Liesel Jobson writes with an intense, explicit sense of self-awareness that almost overpowers the reader who picks up her book – if not the author herself.
She admitted as much to the audience in a reading of her latest collection of short stories, Ride the Tortise, at the Wartenweiler Library’s Writing Center on Wednesday evening.
Asked why she had not yet ventured into the longer novel form, the author, musician, and photographer thought carefully before explaining the mental process of her writing:
“It’s not that I get bored [with longer writing], I get bewildered… You see, I come to writing as a poet, and you want one word that works in a number of dimensions.
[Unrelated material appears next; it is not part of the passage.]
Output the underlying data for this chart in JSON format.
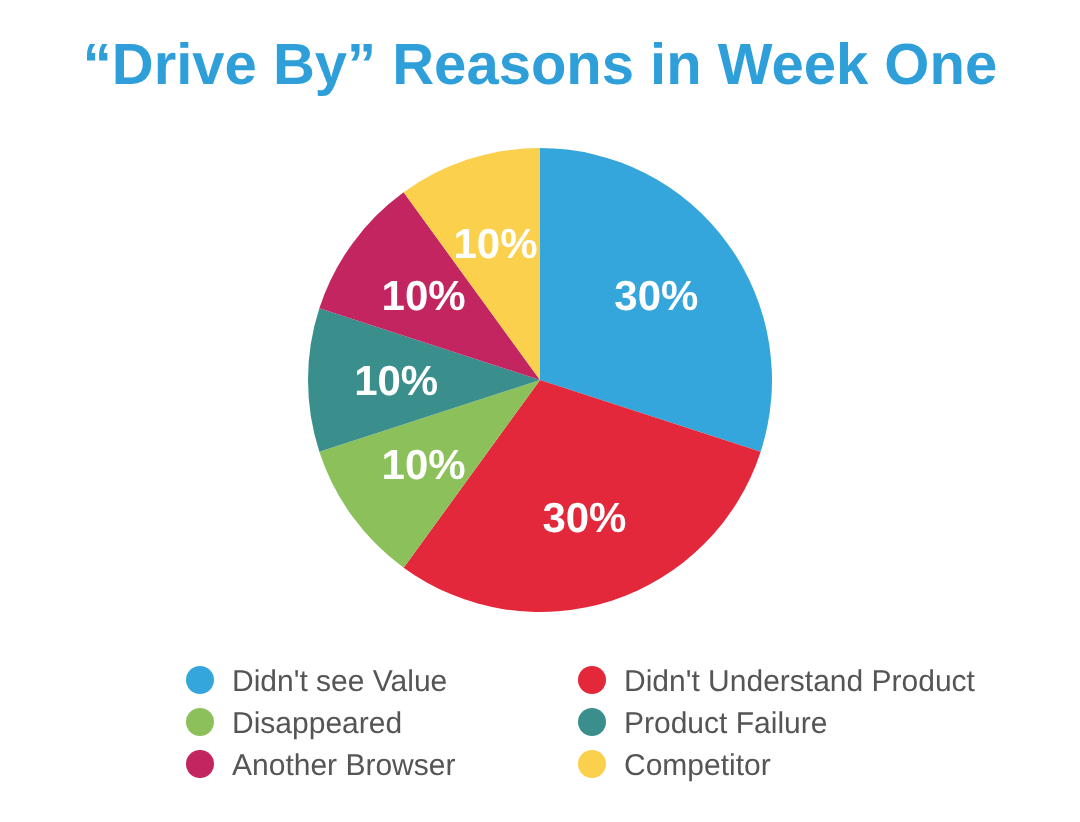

I find myself looking for the metaphors in ordinary situations.”
It is this quality, of bewildering self-awareness and self-reflection; of multiple and profound meaning; and the way in which it reveals itself in ordinary moments and encounters, that pervades the characters of Jobson’s stories as much as it provides the thematic thread of her prose.
The result, which one reviewer describes as “hypnotic honesty”, is a collection of
unconventional narratives, that rather than handing the reader the relief of sensible resolutions or “endings”, provides something more complicated.
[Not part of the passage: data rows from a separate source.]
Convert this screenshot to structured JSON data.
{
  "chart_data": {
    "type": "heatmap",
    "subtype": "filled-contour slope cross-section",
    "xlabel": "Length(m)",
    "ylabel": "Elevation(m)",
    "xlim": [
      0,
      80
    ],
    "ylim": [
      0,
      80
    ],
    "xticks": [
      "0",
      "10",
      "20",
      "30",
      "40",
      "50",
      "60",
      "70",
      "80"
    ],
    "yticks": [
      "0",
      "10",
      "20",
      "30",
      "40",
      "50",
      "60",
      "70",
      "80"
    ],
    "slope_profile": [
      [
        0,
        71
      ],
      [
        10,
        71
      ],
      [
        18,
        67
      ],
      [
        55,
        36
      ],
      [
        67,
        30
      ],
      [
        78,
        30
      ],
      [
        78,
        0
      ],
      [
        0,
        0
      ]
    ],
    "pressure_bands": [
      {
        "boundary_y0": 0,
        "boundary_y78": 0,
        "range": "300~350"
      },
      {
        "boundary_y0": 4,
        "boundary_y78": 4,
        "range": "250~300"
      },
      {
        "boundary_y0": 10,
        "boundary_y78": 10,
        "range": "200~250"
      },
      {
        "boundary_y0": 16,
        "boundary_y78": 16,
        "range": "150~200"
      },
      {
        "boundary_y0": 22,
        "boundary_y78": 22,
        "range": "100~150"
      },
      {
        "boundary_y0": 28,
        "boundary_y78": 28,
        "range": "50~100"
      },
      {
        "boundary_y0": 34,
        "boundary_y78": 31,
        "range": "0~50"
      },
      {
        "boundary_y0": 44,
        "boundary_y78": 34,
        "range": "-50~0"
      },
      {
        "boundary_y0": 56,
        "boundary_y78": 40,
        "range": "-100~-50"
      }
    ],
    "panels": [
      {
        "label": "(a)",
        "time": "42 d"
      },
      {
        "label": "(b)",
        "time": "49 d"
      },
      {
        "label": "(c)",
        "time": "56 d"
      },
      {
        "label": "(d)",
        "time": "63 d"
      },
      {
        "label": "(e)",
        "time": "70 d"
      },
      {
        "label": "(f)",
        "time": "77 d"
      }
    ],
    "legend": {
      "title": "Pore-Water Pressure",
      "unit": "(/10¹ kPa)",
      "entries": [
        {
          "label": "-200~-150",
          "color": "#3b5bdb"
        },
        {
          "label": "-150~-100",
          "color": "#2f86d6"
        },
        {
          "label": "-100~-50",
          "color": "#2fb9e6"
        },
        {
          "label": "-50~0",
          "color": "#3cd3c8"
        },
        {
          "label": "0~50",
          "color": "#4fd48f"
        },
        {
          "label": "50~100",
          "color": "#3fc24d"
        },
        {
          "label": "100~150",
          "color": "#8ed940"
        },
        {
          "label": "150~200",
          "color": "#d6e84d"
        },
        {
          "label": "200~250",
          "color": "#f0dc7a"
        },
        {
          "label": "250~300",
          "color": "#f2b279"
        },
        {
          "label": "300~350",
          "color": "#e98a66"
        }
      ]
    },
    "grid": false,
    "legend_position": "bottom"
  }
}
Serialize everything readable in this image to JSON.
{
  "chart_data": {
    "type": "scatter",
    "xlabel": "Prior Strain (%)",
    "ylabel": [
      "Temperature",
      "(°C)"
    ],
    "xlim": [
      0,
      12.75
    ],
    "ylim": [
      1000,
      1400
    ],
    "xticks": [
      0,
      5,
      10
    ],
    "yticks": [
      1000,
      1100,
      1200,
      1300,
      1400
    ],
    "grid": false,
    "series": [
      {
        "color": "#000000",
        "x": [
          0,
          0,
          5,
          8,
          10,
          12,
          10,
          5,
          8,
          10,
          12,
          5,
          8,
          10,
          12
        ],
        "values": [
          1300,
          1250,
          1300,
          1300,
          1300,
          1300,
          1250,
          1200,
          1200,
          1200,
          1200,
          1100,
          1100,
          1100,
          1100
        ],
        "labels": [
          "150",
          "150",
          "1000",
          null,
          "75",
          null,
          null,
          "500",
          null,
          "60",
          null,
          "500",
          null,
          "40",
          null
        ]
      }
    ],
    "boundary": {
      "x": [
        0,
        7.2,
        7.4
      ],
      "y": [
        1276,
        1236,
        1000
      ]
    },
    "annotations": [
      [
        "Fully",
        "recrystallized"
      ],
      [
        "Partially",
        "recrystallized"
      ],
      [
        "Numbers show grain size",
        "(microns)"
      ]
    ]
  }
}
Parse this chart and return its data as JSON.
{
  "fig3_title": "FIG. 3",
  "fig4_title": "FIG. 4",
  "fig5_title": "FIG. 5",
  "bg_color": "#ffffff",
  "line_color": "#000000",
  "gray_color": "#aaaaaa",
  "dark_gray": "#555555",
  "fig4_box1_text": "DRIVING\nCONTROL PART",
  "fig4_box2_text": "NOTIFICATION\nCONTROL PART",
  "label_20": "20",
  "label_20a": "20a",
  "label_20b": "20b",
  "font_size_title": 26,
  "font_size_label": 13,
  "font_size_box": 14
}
Jobson does not merely zoom in on the complexities of being human- of being a subject who feels, remembers and dreams, creates and destroys.
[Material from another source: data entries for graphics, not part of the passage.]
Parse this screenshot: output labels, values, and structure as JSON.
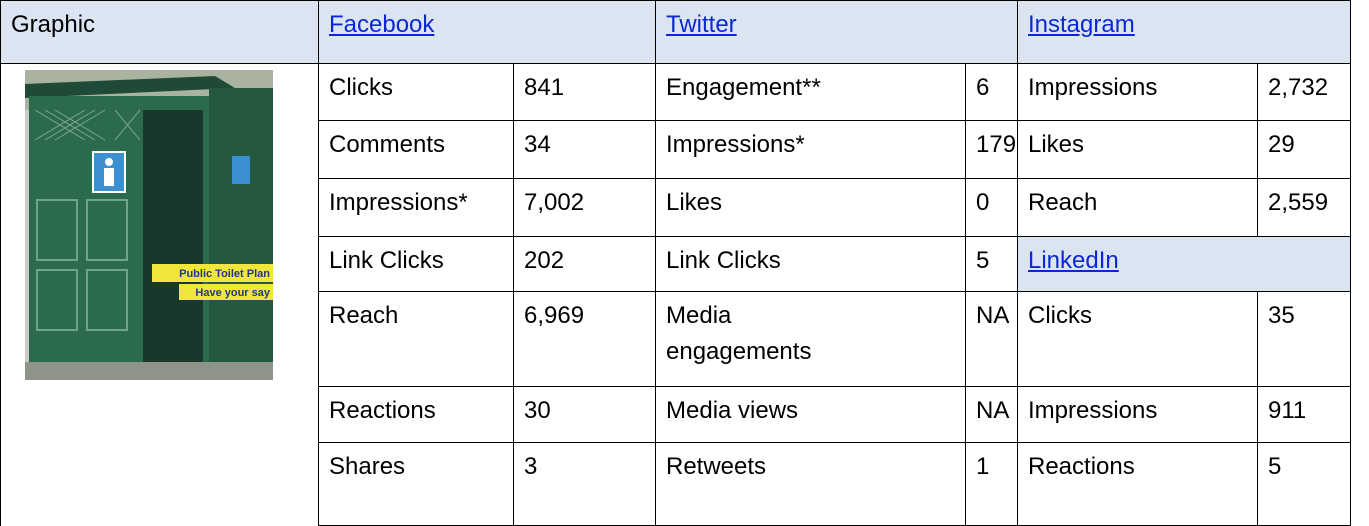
{
  "header": [
    "Graphic",
    "Facebook",
    "Twitter",
    "Instagram"
  ],
  "graphic": {
    "lines": [
      "Public Toilet Plan",
      "Have your say"
    ]
  },
  "facebook": [
    [
      "Clicks",
      "841"
    ],
    [
      "Comments",
      "34"
    ],
    [
      "Impressions*",
      "7,002"
    ],
    [
      "Link Clicks",
      "202"
    ],
    [
      "Reach",
      "6,969"
    ],
    [
      "Reactions",
      "30"
    ],
    [
      "Shares",
      "3"
    ]
  ],
  "twitter": [
    [
      "Engagement**",
      "6"
    ],
    [
      "Impressions*",
      "179"
    ],
    [
      "Likes",
      "0"
    ],
    [
      "Link Clicks",
      "5"
    ],
    [
      "Media engagements",
      "NA"
    ],
    [
      "Media views",
      "NA"
    ],
    [
      "Retweets",
      "1"
    ]
  ],
  "instagram": [
    [
      "Impressions",
      "2,732"
    ],
    [
      "Likes",
      "29"
    ],
    [
      "Reach",
      "2,559"
    ]
  ],
  "linkedin": {
    "title": "LinkedIn",
    "rows": [
      [
        "Clicks",
        "35"
      ],
      [
        "Impressions",
        "911"
      ],
      [
        "Reactions",
        "5"
      ]
    ]
  }
}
What she does is go beyond the anthropological gaze that some (rightly or wrongly) associate with realism, to offer her reader the disjointed, jarring confrontations with the self; with the elusive inner being.
Jobson attributed her uncanny eye for detail to the time she spent learning about and practising photography.
“A camera offers a way to get into focus with yourself… [and] those little decisions you make as a photographer about what to capture and in what kind of light,” she said.
Ride the Tortise certainly brims with “living stills”. Jobson’s keen observation and imagination combining like aperture and shutter speed to produce “per-second” frames of the unpredictable human experience.